Chile, 1988: tras quince años de palabras sometidas a la voluntad del poder, un equipo de publicitarios de oposición tiene la oportunidad de servirse del poder de las palabras; en vista del plebiscito convocado por Pinochet (1915-2006) al fin de legitimar su gobierno a los ojos de la opinión pública internacional, ocasión en la cual la población estará llamada a elegir entre si quiere “sí” o “no” la continuación del régimen, quince minutos diarios de propaganda televisiva están acordados a cada facción. Durante dos semanas, la franja del “no” beneficia de un cuarto de hora para intentar convencer los electores a acabar con la dictadura; los del “sí”, representantes del poder, tienen el mismo cuarto de hora… más todo el tiempo restante.
La batalla mediática parece perdida antes de su comienzo: los encargados de realizar la campaña del “no” están seguros de su derrota frente a un referéndum concebido para confirmar la superioridad de la derecha con respecto a una multitud de partidos de oposición fragmentarios; se ponen así más bien el objetivo de “crear conciencias” que el de ganar, lo que les lleva a centrar el contenido de su micro-espacio televisado en el horror de los crímenes cometidos por el gobierno Pinochet y en el dolor de los familiares de las víctimas.
Pero Sin embargo un joven y exitoso publicitario, René Saavedra (Gael García Bernal, tan bueno como en Diarios de motocicleta), se opone a este tipo de campaña en favor de otra más ligera y atractiva, en la que se ofrecen al público imágenes de joya escandidas por el jingle “Chile, ¡la alegría ya viene!”; gracias a él y contra toda expectativa, la izquierda consiguió la victoria en el plebiscito, lo que marcará la caída del general y el término de la dictadura. Es una historia dentro de la Historia, el trabajo de un hombre y la (r)evolución de un País.

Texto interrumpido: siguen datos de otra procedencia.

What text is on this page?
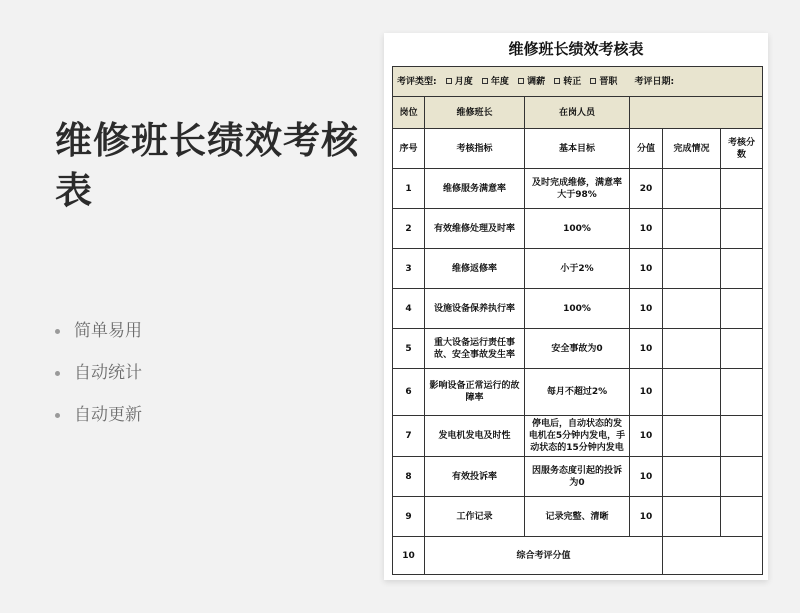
维修班长绩效考核表
简单易用
自动统计
自动更新
维修班长绩效考核表
考评类型: 月度 年度 调薪 转正 晋职 考评日期:					
岗位	维修班长	在岗人员			
序号	考核指标	基本目标	分值	完成情况	考核分数
1	维修服务满意率	及时完成维修，满意率大于98%	20		
2	有效维修处理及时率	100%	10		
3	维修返修率	小于2%	10		
4	设施设备保养执行率	100%	10		
5	重大设备运行责任事故、安全事故发生率	安全事故为0	10		
6	影响设备正常运行的故障率	每月不超过2%	10		
7	发电机发电及时性	停电后，自动状态的发电机在5分钟内发电，手动状态的15分钟内发电	10		
8	有效投诉率	因服务态度引起的投诉为0	10		
9	工作记录	记录完整、清晰	10		
10	综合考评分值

Por otro lado, esta colaboración entre publicidad y política no es exente de tensiones: el hecho de que Saavedra conciba la democracia como un producto que ha de ser vendido, y que a este fin entente convertir el concepto en algo divertido y agradable para el espectador, haciendo pasar el mensaje de que los sostenedores del “no” tienen una actitud despreocupada frente a la violencia del régimen, no le gusta a los políticos de izquierda. Estos últimos no se reconocen, de hecho, en una campaña que le enseña imágenes de una joya inexistente a un Chile que está de luto desde quince años; no se dan cuenta de que los símbolos escogidos por Saavedra juegan el papel de prefiguraciones de lo que el pueblo chileno podrá obtener, mejor de lo que está llamado a obtener, votando “no” en el plebiscito.
La película misma parece seguir una lógica idéntica, lo que, visto el resultado (Art Cinema Award en Cannes 2012, nominación al Oscar 2012 como mejor película de habla no inglesa), es perfectamente legítimo: supuestamente en el intento de que el mayor número posible de personas llegue a conocimiento de una historia que merece la pena conocer (aunque, se puede conjeturar, simplificada, ya que no se trata de un documentario sino de un drama), a través de una película que merece la pena ver, se propone el papel de protagonista a un actor no chileno, sino ante todo guapo y famoso; su cara al lado del arcoíris en los carteles de No no es la del único actor latinoamericano, sino del más atractivo para el público (internacional), como la democracia no es era en 1988 el único régimen posible para Chile, sino el que la gente quería.